After this brief but dynamic stint as a lecturer I ended up joining the Dutch Ministry of Defence as a Defence trainee, a two year programme designed to train young graduates to become skilled policy officers. The programme proved to be fascinating and even gave me the opportunity to work in New York City for several months. After the trainee programme I stayed in the field of peace and security, working as a Training and Research Fellow at the International Institute of International Relations 'Clingendael' in The Hague. That a career seems to be a box of chocolate, since you never know what you are going to get, became apparent when I decided to accept a job as coordinator of a group of Members of the European Parliament in Brussels, dealing with environment and climate change issues. New chocolate flavors continue to keep being added as currently I am dealing with asylum, migration and internal security issues in the European Commission.
Looking back on my Political Science studies, I can safely say that I’ve never regretted my choice. The programme is varied enough to offer lots of different options, and to develop your own talents and interests.

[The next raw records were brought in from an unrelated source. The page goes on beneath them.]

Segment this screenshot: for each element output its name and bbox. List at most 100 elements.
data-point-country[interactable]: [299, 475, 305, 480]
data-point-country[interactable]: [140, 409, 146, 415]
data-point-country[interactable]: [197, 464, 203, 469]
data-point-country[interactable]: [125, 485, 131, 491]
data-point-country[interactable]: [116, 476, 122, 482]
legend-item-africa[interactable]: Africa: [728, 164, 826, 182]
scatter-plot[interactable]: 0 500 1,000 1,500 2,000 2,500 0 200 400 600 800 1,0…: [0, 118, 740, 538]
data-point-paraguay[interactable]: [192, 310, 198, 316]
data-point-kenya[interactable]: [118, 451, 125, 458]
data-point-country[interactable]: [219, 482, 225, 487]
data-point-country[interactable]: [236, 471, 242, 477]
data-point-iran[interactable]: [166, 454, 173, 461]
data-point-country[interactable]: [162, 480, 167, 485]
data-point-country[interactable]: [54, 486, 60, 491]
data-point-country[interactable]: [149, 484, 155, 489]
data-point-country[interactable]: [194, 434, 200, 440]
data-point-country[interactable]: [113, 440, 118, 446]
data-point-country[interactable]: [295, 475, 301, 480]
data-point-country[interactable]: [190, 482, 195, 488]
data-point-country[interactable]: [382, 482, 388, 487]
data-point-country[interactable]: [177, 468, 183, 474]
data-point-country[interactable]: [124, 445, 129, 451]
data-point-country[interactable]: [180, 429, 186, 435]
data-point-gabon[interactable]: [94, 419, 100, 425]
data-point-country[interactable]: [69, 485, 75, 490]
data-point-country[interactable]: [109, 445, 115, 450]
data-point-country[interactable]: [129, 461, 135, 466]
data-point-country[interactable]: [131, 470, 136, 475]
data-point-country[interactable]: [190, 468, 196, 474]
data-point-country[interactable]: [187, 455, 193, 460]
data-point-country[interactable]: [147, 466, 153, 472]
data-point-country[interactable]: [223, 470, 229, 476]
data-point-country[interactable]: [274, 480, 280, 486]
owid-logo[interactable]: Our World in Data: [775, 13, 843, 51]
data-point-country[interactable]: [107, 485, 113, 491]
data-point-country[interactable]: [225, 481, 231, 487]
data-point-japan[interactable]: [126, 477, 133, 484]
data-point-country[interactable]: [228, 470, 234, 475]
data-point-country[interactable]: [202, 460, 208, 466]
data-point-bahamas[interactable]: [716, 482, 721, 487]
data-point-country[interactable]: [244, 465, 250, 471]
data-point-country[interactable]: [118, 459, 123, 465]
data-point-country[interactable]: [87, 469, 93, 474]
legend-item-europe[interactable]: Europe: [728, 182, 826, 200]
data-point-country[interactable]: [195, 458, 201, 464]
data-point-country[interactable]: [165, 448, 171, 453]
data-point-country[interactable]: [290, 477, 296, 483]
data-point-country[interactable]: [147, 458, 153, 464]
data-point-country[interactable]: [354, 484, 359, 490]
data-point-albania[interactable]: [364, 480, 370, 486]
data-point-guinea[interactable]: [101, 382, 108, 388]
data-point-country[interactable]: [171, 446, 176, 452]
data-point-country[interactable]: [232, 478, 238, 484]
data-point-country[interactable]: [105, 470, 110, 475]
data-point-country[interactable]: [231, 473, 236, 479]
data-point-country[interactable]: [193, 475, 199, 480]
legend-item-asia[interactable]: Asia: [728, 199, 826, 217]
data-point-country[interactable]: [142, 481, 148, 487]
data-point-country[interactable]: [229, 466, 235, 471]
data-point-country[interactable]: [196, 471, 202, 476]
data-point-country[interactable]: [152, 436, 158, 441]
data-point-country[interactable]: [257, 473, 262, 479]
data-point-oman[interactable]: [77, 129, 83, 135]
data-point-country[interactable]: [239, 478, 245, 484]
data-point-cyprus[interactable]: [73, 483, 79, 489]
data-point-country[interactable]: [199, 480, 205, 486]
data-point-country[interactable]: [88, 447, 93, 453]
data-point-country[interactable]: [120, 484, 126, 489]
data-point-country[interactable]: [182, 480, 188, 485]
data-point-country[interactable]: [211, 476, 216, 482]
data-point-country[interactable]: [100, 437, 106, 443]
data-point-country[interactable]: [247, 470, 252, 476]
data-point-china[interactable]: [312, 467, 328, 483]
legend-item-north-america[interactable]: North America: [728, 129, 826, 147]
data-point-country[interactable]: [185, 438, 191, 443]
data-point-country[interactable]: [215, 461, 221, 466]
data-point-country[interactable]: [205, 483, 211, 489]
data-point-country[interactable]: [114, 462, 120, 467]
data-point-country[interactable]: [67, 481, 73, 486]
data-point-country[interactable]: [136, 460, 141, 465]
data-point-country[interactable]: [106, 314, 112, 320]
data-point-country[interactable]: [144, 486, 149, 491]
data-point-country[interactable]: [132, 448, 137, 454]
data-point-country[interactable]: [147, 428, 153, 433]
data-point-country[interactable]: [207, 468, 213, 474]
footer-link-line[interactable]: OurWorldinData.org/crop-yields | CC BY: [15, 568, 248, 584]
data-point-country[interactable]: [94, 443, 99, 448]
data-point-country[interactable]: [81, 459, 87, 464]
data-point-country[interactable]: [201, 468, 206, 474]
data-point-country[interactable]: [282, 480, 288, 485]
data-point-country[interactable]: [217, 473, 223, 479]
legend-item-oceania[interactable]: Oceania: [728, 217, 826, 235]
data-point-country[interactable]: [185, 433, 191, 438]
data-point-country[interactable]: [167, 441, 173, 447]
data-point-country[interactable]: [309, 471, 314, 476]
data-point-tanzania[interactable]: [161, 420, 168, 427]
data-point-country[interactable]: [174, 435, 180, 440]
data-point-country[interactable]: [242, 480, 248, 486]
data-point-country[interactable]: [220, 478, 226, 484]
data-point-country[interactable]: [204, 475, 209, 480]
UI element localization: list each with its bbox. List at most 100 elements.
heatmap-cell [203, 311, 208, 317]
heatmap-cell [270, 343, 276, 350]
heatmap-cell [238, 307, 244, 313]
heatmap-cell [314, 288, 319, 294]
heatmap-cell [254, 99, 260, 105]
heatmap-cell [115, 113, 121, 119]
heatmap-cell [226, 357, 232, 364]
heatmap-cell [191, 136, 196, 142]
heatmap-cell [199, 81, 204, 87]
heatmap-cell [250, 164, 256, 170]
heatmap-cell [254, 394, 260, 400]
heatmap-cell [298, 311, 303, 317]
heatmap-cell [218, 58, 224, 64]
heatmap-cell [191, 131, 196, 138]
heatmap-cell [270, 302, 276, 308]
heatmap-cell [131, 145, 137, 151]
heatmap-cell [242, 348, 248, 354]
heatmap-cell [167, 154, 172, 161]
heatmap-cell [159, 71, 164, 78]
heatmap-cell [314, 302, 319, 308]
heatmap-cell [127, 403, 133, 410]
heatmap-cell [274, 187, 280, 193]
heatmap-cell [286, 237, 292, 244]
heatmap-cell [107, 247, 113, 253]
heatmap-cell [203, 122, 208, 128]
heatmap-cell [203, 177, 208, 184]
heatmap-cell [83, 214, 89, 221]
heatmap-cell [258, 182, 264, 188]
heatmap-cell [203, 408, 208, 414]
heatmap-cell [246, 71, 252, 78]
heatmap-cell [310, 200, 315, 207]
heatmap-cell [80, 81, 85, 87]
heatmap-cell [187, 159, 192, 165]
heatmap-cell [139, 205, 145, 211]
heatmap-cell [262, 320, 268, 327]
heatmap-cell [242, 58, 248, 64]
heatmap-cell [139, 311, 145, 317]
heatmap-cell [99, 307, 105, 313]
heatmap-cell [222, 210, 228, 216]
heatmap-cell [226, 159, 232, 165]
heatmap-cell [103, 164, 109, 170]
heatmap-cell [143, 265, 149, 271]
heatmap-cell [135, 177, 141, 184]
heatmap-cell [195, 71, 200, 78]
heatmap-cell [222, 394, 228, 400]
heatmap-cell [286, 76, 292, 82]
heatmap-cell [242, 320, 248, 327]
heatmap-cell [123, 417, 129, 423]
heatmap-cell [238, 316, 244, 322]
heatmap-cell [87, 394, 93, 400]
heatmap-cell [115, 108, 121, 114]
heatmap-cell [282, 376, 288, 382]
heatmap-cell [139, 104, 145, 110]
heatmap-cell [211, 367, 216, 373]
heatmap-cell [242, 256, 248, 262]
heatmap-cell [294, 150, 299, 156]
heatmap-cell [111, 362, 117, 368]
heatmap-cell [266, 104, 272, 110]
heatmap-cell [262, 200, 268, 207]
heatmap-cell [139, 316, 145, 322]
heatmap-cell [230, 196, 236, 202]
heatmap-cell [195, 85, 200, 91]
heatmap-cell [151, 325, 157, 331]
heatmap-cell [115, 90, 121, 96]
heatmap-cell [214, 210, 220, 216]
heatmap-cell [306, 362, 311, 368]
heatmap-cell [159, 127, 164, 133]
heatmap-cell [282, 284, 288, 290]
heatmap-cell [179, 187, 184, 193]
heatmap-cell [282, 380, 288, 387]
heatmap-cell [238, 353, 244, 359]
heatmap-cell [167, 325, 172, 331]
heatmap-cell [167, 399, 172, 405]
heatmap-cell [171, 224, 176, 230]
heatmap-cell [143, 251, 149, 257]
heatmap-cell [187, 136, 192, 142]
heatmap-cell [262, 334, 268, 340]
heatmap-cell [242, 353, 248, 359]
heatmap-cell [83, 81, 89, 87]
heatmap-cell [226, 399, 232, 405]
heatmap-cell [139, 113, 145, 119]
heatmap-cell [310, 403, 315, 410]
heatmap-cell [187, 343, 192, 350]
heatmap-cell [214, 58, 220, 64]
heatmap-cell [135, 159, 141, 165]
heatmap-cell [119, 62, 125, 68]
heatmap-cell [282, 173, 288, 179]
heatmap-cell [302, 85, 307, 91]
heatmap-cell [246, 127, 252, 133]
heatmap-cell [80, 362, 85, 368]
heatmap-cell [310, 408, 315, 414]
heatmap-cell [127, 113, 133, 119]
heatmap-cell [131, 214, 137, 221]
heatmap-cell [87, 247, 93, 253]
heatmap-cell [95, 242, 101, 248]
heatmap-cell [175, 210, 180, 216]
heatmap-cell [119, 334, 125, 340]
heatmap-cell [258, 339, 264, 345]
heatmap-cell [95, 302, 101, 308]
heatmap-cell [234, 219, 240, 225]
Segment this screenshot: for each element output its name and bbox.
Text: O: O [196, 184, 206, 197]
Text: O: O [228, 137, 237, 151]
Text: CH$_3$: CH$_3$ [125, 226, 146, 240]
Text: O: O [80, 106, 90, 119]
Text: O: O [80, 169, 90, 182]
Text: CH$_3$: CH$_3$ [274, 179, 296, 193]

When you’re looking for a job or considering new career steps, it’s important to keep all your options open. You can never tell where your career will take you, and in the end, the topic you are working on might prove to be less relevant than your set of skills and competencies. Keep a close eye on those and don't miss any opportunity to keep building and developing them. The bigger the variety of chocolates, the more valuable is your chocolate box!